Julia Benneckenstein, a junior studying management within the School of Business, will become what’s believed to be the first-ever Rams player to complete on the top-level national team in any sport next month. The story behind the Liechtenstein’s women’s national soccer team is equally as amazing, too.
Liechtenstein is a 15-mile-long principality of some 40,000 citizens located between Austria and Switzerland. Ten years ago, the Liechtenstein Football Association launched an effort to establish national youth teams and a senior women’s national team, on a football-crazed continent.
The strategy targeted 2026 as a time when efforts to improve talent identification, increase participation and develop clubs would bear fruit. That program paved Benneckenstein’s pathway toward landing a spot on a team that – formed in 2021 – will compete in UEFA’s women’s Nations League competition. When she and her team take the pitch versus Armenia on Feb. 21, it will mark their first-ever official competitive international tournament.

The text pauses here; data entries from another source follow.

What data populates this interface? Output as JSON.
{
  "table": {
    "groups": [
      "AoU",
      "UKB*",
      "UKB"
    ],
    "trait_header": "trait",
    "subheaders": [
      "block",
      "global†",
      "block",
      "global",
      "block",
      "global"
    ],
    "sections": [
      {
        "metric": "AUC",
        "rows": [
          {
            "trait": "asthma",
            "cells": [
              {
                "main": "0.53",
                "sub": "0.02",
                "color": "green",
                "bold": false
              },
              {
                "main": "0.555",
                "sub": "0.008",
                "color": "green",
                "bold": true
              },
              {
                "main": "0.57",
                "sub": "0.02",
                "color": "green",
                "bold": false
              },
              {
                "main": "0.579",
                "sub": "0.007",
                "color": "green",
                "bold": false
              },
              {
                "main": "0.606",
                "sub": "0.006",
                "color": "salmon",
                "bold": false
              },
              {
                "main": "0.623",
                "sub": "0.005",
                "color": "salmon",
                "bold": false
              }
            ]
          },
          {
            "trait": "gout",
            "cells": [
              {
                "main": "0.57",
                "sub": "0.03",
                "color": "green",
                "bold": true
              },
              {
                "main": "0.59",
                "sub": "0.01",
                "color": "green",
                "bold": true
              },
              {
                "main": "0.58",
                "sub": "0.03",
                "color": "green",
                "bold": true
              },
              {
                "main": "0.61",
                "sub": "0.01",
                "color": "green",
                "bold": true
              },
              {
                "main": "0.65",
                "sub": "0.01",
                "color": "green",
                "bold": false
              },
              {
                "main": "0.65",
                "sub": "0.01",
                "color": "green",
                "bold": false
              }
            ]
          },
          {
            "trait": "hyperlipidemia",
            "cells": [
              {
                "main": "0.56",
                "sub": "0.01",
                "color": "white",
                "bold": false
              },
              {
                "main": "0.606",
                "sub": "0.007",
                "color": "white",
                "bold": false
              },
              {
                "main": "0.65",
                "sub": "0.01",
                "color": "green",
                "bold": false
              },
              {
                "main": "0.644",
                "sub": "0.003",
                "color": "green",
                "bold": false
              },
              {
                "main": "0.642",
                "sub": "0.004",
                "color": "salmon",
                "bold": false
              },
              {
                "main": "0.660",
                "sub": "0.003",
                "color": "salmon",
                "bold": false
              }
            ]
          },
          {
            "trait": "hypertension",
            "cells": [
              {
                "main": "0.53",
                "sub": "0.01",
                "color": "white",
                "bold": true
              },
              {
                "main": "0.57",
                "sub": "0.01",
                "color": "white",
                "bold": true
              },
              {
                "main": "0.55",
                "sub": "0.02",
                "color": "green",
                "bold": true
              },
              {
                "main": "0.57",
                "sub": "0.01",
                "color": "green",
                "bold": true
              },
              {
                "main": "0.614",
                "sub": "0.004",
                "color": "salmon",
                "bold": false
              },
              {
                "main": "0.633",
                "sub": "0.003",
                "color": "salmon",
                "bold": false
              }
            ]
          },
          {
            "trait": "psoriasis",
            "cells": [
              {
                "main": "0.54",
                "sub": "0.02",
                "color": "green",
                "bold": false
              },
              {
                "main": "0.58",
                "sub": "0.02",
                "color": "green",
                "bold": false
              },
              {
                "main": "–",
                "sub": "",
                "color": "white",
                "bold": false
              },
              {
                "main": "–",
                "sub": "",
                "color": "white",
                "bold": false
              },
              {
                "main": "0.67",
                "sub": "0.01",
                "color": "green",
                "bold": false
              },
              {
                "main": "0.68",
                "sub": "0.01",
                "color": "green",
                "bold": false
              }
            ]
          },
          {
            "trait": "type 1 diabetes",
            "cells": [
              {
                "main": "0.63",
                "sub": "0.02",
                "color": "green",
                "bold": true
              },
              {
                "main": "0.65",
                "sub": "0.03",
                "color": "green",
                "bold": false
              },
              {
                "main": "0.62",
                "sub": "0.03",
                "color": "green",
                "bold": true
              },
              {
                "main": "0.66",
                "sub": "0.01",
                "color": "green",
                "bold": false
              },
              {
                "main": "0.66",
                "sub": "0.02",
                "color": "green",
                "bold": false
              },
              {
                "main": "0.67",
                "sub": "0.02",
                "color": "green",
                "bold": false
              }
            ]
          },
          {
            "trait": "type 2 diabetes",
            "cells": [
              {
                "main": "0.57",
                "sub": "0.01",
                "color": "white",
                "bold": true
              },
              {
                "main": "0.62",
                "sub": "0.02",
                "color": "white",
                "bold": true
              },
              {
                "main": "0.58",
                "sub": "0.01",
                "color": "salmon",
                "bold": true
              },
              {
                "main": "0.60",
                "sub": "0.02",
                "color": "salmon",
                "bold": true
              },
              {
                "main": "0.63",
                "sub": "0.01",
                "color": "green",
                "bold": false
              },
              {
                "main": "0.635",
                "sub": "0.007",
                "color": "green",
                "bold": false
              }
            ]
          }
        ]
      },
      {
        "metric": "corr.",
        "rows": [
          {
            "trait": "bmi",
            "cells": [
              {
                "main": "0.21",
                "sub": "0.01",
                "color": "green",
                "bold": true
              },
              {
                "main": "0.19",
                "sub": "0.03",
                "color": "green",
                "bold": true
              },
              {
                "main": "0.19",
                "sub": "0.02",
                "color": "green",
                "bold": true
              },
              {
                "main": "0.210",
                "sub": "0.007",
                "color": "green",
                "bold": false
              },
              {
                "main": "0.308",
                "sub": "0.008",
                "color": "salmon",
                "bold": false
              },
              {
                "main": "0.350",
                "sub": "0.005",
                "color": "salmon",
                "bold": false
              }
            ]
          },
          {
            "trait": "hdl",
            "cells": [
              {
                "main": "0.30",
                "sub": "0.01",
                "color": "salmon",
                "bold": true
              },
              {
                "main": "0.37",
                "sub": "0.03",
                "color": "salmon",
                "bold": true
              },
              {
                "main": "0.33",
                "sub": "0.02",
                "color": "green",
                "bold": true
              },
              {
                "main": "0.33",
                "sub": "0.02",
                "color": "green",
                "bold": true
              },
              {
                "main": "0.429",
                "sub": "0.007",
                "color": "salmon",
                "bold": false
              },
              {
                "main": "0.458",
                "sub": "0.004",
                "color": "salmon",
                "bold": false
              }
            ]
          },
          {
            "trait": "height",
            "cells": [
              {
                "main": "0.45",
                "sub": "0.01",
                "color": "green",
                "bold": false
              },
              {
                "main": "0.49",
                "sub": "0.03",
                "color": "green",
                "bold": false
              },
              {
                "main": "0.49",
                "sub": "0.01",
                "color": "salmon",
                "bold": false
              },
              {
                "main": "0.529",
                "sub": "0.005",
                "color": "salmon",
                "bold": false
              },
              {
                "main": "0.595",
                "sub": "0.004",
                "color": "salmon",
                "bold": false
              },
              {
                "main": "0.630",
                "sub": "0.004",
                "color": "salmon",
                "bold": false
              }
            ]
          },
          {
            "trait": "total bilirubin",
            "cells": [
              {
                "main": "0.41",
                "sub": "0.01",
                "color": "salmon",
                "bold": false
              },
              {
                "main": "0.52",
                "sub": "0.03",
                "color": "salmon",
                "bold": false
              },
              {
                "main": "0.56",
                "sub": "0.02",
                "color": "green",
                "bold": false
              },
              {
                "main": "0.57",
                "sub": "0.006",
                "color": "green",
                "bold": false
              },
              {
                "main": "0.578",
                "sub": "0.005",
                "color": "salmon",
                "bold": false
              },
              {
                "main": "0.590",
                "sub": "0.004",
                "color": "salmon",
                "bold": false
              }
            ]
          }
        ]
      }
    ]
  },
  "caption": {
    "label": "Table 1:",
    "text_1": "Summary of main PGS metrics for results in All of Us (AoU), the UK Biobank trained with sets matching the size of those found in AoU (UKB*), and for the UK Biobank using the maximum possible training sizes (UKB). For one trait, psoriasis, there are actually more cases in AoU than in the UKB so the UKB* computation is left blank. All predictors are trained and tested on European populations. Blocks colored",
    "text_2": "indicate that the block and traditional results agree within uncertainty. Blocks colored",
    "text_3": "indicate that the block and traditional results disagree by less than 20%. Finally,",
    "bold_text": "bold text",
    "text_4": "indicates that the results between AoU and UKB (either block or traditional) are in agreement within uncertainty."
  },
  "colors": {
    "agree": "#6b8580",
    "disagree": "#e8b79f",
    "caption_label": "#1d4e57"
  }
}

Benneckenstein started in the sport as a four-year-old girl playing “with the boys” but the national push brought about girls’ programs through which she landed a spot on the U16 national team.

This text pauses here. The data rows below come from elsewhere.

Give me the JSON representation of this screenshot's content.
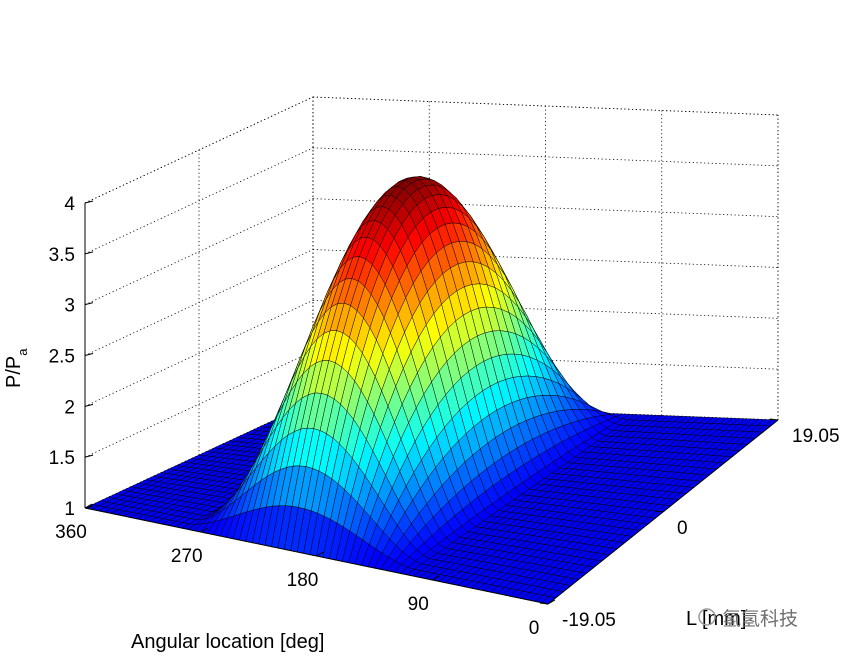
{
  "chart_data": {
    "type": "surface",
    "zlabel": "P/P",
    "zlabel_subscript": "a",
    "xlabel": "Angular location [deg]",
    "ylabel": "L [mm]",
    "x_ticks": [
      "360",
      "270",
      "180",
      "90",
      "0"
    ],
    "y_ticks": [
      "19.05",
      "0",
      "-19.05"
    ],
    "z_ticks": [
      "4",
      "3.5",
      "3",
      "2.5",
      "2",
      "1.5",
      "1"
    ],
    "xlim": [
      0,
      360
    ],
    "ylim": [
      -19.05,
      19.05
    ],
    "zlim": [
      1,
      4
    ],
    "grid": true,
    "colormap": "jet",
    "surface": {
      "baseline": 1.0,
      "peak_value": 3.95,
      "peak_angle_deg": 200,
      "loaded_zone_deg": [
        110,
        285
      ],
      "axial_profile": "parabolic, maximum at L = 0"
    }
  },
  "watermark": "氢氢科技"
}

“When it started, they were basically just trying to find enough players for one team and build from there,” she recalls. “We had a really strong year and from there, the same team stayed together through U16 through U19. Now that women’s soccer has grown more, we have a national team, some club teams and the youth teams. The goal was to real a level that we could compete internationally.”
In 2021, Benneckenstein and the team played their first-ever international friendly match against Luxembourg. Though they would lose 2-1, the message was clear: “Yeah, we can compete there. I wouldn’t say it was a shock, but we definitely felt really honored that they supported and trusted us and got us to that point.”
While those humble roots have borne fruit, challenges certainly remain in comparison to other national-team structures. Notably, like Benneckenstein, the players are scattered across the globe, only coming together seldomly to train and play.
“It was always a dream because women’s soccer here is way more developed than back in my country,” she said of the move. “I absolutely loved my two years there, it was a great experience. When I got in touch with Coach Kyle, he included the girls from the start. They gave me tours over the phone; they were great I just had a good feeling about Jefferson. I felt like it was the right place to be.